Saturday, December 06, 2008

Legacy of failure

George Bush -- still with 45 days left -- spoke last night at the Saban Forum in Washington. The speech was another installment in the "Bush Legacy" project being run by Karl Rove. The obvious intent of the speech was to claim credit for any positive development in the Middle East over the last 8 years, and thus stake a claim to any real progress actually made in the future by Barack Obama and Hillary Clinton. Not unsurprisingly, the speech's omissions and unspoken assumptions reveal a lot more about the state of US policy in the Middle East than its grandiose assertions.

First, given that the speechwriters must have searched far and wide for anything positive to say about political reform in the Middle East, it's telling that the speech makes no mention of Kuwait, easily the most democratic country in the Gulf and one with women cabinet ministers in substantive positions. So what happened? The fact-checkers realized that a mention would have been awkward since the Emir has suspended the parliament (national assembly) until at least January in a row over the accountability of ministers to it.

And thus the Arab country where Bush is probably at his most popular had to be left out. But how much shame can there really be in a suspension of parliament? After all, the representative in Canada of George Bush's friend Queen Elizabeth has suspended parliament on the advice of George Bush's friend Stephen Harper, for the transparent purpose of avoiding a loss of power. Even the Emir of Kuwait would balk at so obvious a motive.

Anyway, Bush's apparent prize project in the speech was Iraq and its place in the War on Terror. Needless to say, Mumbai was nowhere to be mentioned, even though Mumbai makes clear that, as Indian analysts have pointed out, one consequence of the War on Terror is "Jihadistan", the combination of Pakistan, Afghanistan, and Iraq, putting domestic and international terrorism and the ideology and expertise to implement it in one complete package. But George Bush looks at the map of the region and sees just one big problem -- the fairly stable country in the middle of his Jihadistan: Iran. He wants Iran to be a full player in it too.

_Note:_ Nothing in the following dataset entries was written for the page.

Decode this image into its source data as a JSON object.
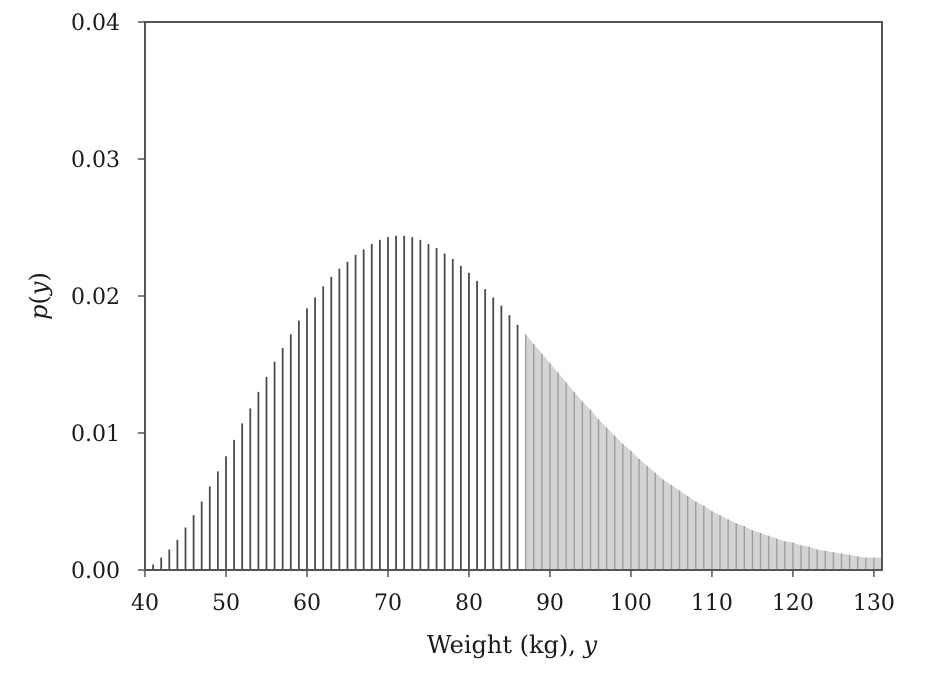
{
  "chart_data": {
    "type": "bar",
    "title": "",
    "xlabel": "Weight (kg), ",
    "xlabel_var": "y",
    "ylabel_fn": "p",
    "ylabel_var": "y",
    "xlim": [
      40,
      131
    ],
    "ylim": [
      0,
      0.04
    ],
    "x_ticks": [
      "40",
      "50",
      "60",
      "70",
      "80",
      "90",
      "100",
      "110",
      "120",
      "130"
    ],
    "y_ticks": [
      "0.00",
      "0.01",
      "0.02",
      "0.03",
      "0.04"
    ],
    "grid": false,
    "x_start": 41,
    "x_step": 1,
    "values": [
      0.0004,
      0.0009,
      0.0015,
      0.0022,
      0.0031,
      0.004,
      0.005,
      0.0061,
      0.0072,
      0.0083,
      0.0095,
      0.0107,
      0.0118,
      0.013,
      0.0141,
      0.0152,
      0.0162,
      0.0172,
      0.0182,
      0.0191,
      0.0199,
      0.0207,
      0.0214,
      0.022,
      0.0225,
      0.023,
      0.0234,
      0.0238,
      0.0241,
      0.0243,
      0.0244,
      0.0244,
      0.0243,
      0.0241,
      0.0238,
      0.0235,
      0.0231,
      0.0227,
      0.0222,
      0.0217,
      0.0211,
      0.0205,
      0.0199,
      0.0193,
      0.0186,
      0.0179,
      0.0172,
      0.0165,
      0.0158,
      0.0151,
      0.0144,
      0.0137,
      0.013,
      0.0123,
      0.0117,
      0.011,
      0.0104,
      0.0098,
      0.0092,
      0.0087,
      0.0081,
      0.0076,
      0.0071,
      0.0066,
      0.0062,
      0.0058,
      0.0054,
      0.005,
      0.0047,
      0.0043,
      0.004,
      0.0037,
      0.0034,
      0.0032,
      0.0029,
      0.0027,
      0.0025,
      0.0023,
      0.0021,
      0.002,
      0.0018,
      0.0017,
      0.0015,
      0.0014,
      0.0013,
      0.0012,
      0.0011,
      0.001,
      0.0009,
      0.0009
    ],
    "shade_from_x": 87,
    "colors": {
      "bar": "#4a4a4a",
      "shaded_bar": "#9e9e9e",
      "shaded_fill": "#d4d4d4",
      "axis": "#555555"
    }
  }
}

However the real prize project is of course Israel. And the speech is a perfect illustration of the neocon free lunch: the belief that acceptance of Israel in the region will come naturally with democracy promotion, because after all, "democracies don't war". But there is so little evidence for this thesis. How many Arab democracies sat down at the table during the Annapolis Israel-Palestine process? More to the point, how many would have sat down had they been more democratic?

It promises to be a very frustrating final 6 weeks of Bush. Are the media really going to let him ride in the Dallas sunset thinking how great a president he was? It looks that way.